A puddle is all it takes for creation. How the frogs

peed in our hands, a small liquid like sweat.

As I grew, I didn’t want to catch them anymore.

 

He wrote to say he was coming home—Thomas,

my first crush, now no more than a cross.

It is strange to count the days until my birthday.

Or number the rainbow trout, the cans of half-empty beer

forgotten in sand bars, since our last trip to the lake.

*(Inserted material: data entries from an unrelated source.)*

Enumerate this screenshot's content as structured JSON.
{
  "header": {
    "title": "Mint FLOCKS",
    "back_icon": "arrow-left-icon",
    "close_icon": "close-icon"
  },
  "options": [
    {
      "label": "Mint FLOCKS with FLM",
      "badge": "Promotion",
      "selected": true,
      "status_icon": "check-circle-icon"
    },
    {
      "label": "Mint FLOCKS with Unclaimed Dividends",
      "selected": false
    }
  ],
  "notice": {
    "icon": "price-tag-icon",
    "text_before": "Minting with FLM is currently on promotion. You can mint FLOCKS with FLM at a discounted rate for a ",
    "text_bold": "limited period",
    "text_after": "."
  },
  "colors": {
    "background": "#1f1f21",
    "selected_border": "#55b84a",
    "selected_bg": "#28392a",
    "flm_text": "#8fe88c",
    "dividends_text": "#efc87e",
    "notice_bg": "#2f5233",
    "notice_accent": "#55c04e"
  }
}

I’ve steered this boat between all

the dimensions of blue. There is a difference

between silence and quiet, you know.

 

In this absurdity of water, these mosquitoes

thick on the current then disappearing, I throw myself

to the aftermath, and listen. There is a buzz in the river

that remembers. And it is in that space,

the gap between hardwoods and bottom river

silt, that I whisper our names.

 

Jennifer Dempsey (MI)  is a 2008 fellow in the Bucknell Seminar for Younger Poets and is currently an MFA candidate at University of Maryland. Her poems have appeared or are forthcoming in The Laureate, Redactions, Santa Clara Review, and others.